Санитары тем временем водрузили тело на носилки.

– Жив? – осведомился Бентс.

– Пока да. Но в критическом состоянии. Повезет, если доставим его до больницы.

– Есть документы?

– Вот его бумажник, – откликнулся один из медиков. – Мы просмотрели документы. Вдруг у него какая-нибудь аллергия на лекарства?

Бентсу первым бросилось в глаза водительское удостоверение на имя Кента Сигера, выданное в штате Луизиана.

«Что ж, привет тебе, «отец Джон», – со злорадством подумал Бентс.

Водитель пикапа сослужил бы хорошую службу Новому Орлеану, задавив насмерть такую гадину. Жаль, если Кент выживет.

Ничего примечательного в бумажнике не оказалось: семь долларов, карточка социального страхования, студенческий билет колледжа Всех Святых, «Виза Кард» и одно-единственное фото... Анни Сигер.

– Что еще было при нем?

– А вот взгляните. – Полицейский показал Бентсу четки. – Сдается, парень был священником или свихнулся на религии. Четки вроде бы самодельные.

– Вы точно угадали, – сказал Бентс. – Мне они понадобятся. Найдется, во что их упаковать?

– А как же.

Опуская четки в пластиковый пакет, Бентс посматривал краем глаза, как санитары возятся с почти бездыханным телом Кента. Совсем не надо было годы служить в полиции, чтобы сразу определить, что парень дошел до точки и напичкал себя наркотиками.

Сколько веревочке ни виться, а конец наступит!

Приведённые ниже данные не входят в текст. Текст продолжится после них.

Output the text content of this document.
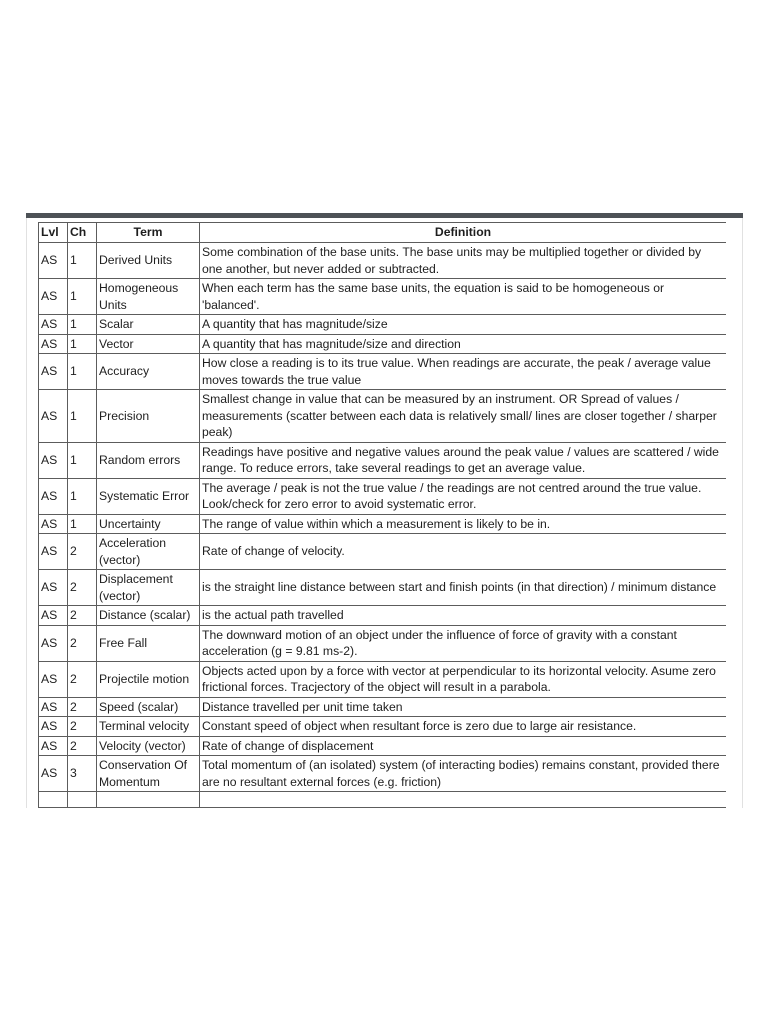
Lvl	Ch	Term	Definition
AS	1	Derived Units	Some combination of the base units. The base units may be multiplied together or divided by one another, but never added or subtracted.
AS	1	Homogeneous Units	When each term has the same base units, the equation is said to be homogeneous or 'balanced'.
AS	1	Scalar	A quantity that has magnitude/size
AS	1	Vector	A quantity that has magnitude/size and direction
AS	1	Accuracy	How close a reading is to its true value. When readings are accurate, the peak / average value moves towards the true value
AS	1	Precision	Smallest change in value that can be measured by an instrument. OR Spread of values / measurements (scatter between each data is relatively small/ lines are closer together / sharper peak)
AS	1	Random errors	Readings have positive and negative values around the peak value / values are scattered / wide range. To reduce errors, take several readings to get an average value.
AS	1	Systematic Error	The average / peak is not the true value / the readings are not centred around the true value. Look/check for zero error to avoid systematic error.
AS	1	Uncertainty	The range of value within which a measurement is likely to be in.
AS	2	Acceleration (vector)	Rate of change of velocity.
AS	2	Displacement (vector)	is the straight line distance between start and finish points (in that direction) / minimum distance
AS	2	Distance (scalar)	is the actual path travelled
AS	2	Free Fall	The downward motion of an object under the influence of force of gravity with a constant acceleration (g = 9.81 ms-2).
AS	2	Projectile motion	Objects acted upon by a force with vector at perpendicular to its horizontal velocity. Asume zero frictional forces. Tracjectory of the object will result in a parabola.
AS	2	Speed (scalar)	Distance travelled per unit time taken
AS	2	Terminal velocity	Constant speed of object when resultant force is zero due to large air resistance.
AS	2	Velocity (vector)	Rate of change of displacement
AS	3	Conservation Of Momentum	Total momentum of (an isolated) system (of interacting bodies) remains constant, provided there are no resultant external forces (e.g. friction)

Раздавленные черные очки еще валялись на асфальте. Остатки оправы и стеклянную крошку тоже сейчас аккуратно сметут в пластиковый пакет для улик. Все приметы соответствовали компьютерному изображению «отца Джона» и тому его облику, что Бентс последние несколько ночей представлял себе, лишь закрывал глаза. Атлетический красавец, но изломанный наркотиками. И царапины на лице были на том же месте, где их поместил на портрете полицейский художник.

Монтойя привлек к себе внимание Бентса отчаянной жестикуляцией, указывая на телефонную будку, втиснутую в просвет между двумя зданиями. Сквозь прозрачное стекло было видно, что трубка не положена на рычаг, а болтается на шнуре.

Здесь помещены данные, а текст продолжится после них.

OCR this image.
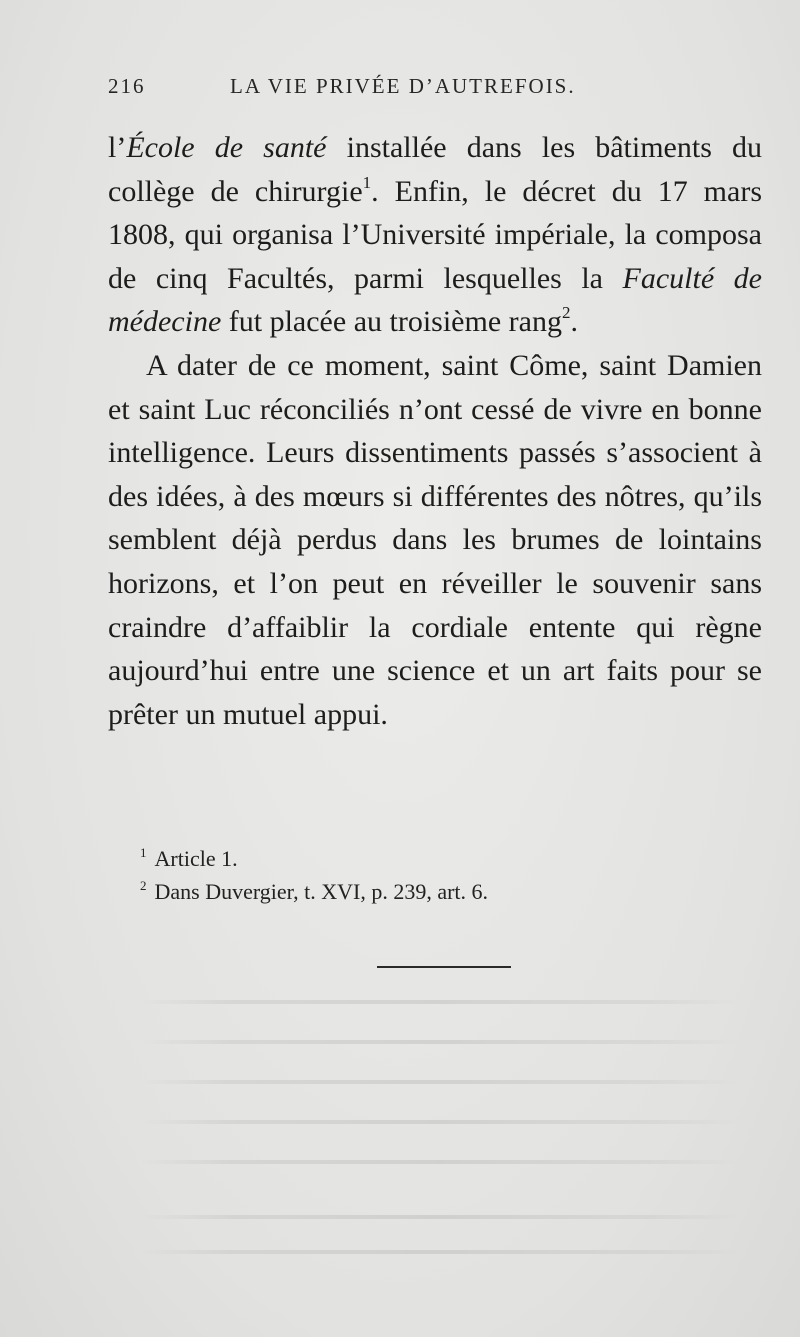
216	LA VIE PRIVÉE D’AUTREFOIS.

l’École de santé installée dans les bâtiments du collège de chirurgie$^1$. Enfin, le décret du 17 mars 1808, qui organisa l’Université impériale, la composa de cinq Facultés, parmi lesquelles la Faculté de médecine fut placée au troisième rang$^2$.

A dater de ce moment, saint Côme, saint Damien et saint Luc réconciliés n’ont cessé de vivre en bonne intelligence. Leurs dissentiments passés s’associent à des idées, à des mœurs si différentes des nôtres, qu’ils semblent déjà perdus dans les brumes de lointains horizons, et l’on peut en réveiller le souvenir sans craindre d’affaiblir la cordiale entente qui règne aujourd’hui entre une science et un art faits pour se prêter un mutuel appui.

$^1$ Article 1.
$^2$ Dans Duvergier, t. XVI, p. 239, art. 6.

Едва Бентс открыл дверцу, как его едва не стошнило. Горячий воздух внутри будки был до предела насыщен запахом марихуаны.

– Вот отсюда «отец Джон» сделал свой последний звонок на радио, – с торжеством заявил Монтойя.

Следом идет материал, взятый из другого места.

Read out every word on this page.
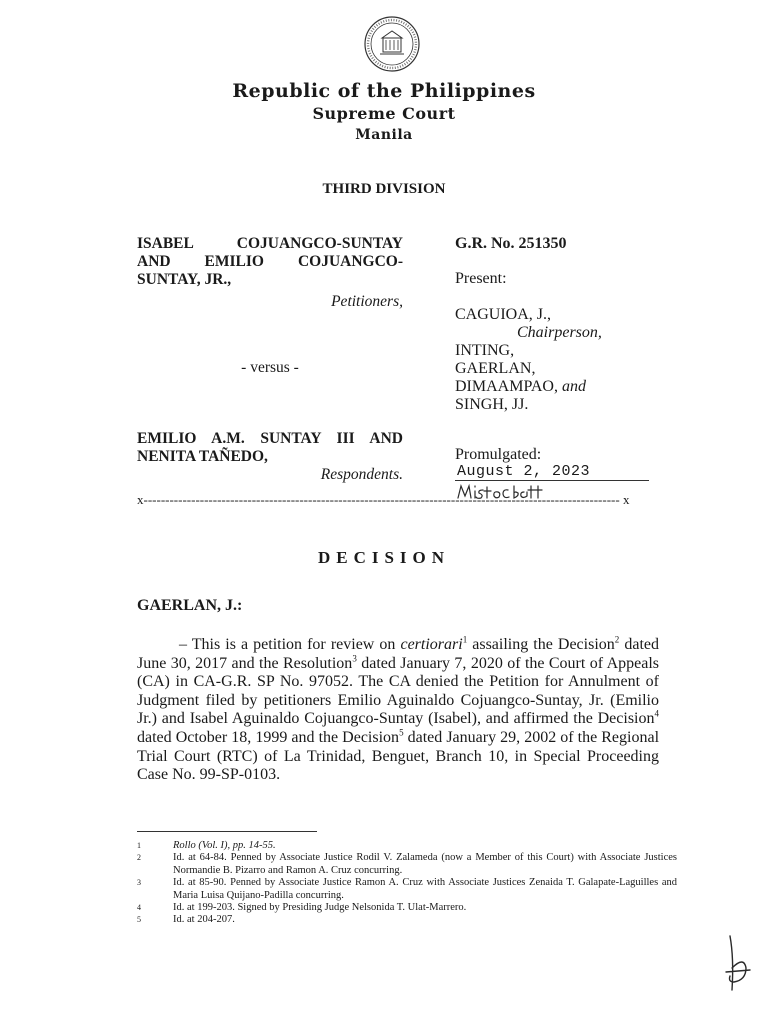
Republic of the Philippines
Supreme Court
Manila
THIRD DIVISION
ISABEL COJUANGCO-SUNTAY
AND EMILIO COJUANGCO-
SUNTAY, JR.,
Petitioners,
- versus -
EMILIO A.M. SUNTAY III AND
NENITA TAÑEDO,
Respondents.
G.R. No. 251350
Present:
CAGUIOA, J.,
Chairperson,
INTING,
GAERLAN,
DIMAAMPAO, and
SINGH, JJ.
Promulgated:
August 2, 2023
x-------------------------------------------------------------------------------------------------------------- x
DECISION
GAERLAN, J.:
– This is a petition for review on certiorari$^1$ assailing the Decision$^2$ dated June 30, 2017 and the Resolution$^3$ dated January 7, 2020 of the Court of Appeals (CA) in CA-G.R. SP No. 97052. The CA denied the Petition for Annulment of Judgment filed by petitioners Emilio Aguinaldo Cojuangco-Suntay, Jr. (Emilio Jr.) and Isabel Aguinaldo Cojuangco-Suntay (Isabel), and affirmed the Decision$^4$ dated October 18, 1999 and the Decision$^5$ dated January 29, 2002 of the Regional Trial Court (RTC) of La Trinidad, Benguet, Branch 10, in Special Proceeding Case No. 99-SP-0103.
1	Rollo (Vol. I), pp. 14-55.
2	Id. at 64-84. Penned by Associate Justice Rodil V. Zalameda (now a Member of this Court) with Associate Justices Normandie B. Pizarro and Ramon A. Cruz concurring.
3	Id. at 85-90. Penned by Associate Justice Ramon A. Cruz with Associate Justices Zenaida T. Galapate-Laguilles and Maria Luisa Quijano-Padilla concurring.
4	Id. at 199-203. Signed by Presiding Judge Nelsonida T. Ulat-Marrero.
5	Id. at 204-207.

– Значит, все концы смыкаются.

Бентс попятился от будки. Она тоже будет служить вещественным доказательством.

– Итак, ты решил, что Кент Сигер и есть «отец Джон»? И нас можно поздравить с закрытием дела?

Недоверчивый прищур глаз Монтойя встревожил Бентса. Он начал выстраивать логическую цепочку:

– Смотри. Кент Сигер – в списке подозреваемых. Это раз. У «Джона» и у Кента та же группа крови – это два. И третье – я получил информацию меньше часа назад от частного детектива по имени Андре Наваррон. Он изложил интересную версию, что Кент имел сексуальную связь со своей сестрой Анни десять лет назад в Хьюстоне, и та от него забеременела. Анни была на грани того, чтобы обо всем этом рассказать радиопсихологу, и Кент, испугавшись скандала, прикончил ее, инсценировав самоубийство, а вину за содеянное в своем больном мозгу возложил на доктора Лидс. И начал преследовать ее. Странно, что он ждал столько времени, но, может быть, нашелся повод, из-за которого вулкан внутри его проснулся. Может, на него так подействовал голос Саманты, вновь услышанный им по радио или злоба на свою мать, лишившую его финансовой поддержки. Норман Стоуэлл из ФБР обешал, что они раскопают подноготную этой семьи. Там все очень запутанно. Возможно, мы никогда не узнаем, что вновь запустило часовой механизм у него в голове.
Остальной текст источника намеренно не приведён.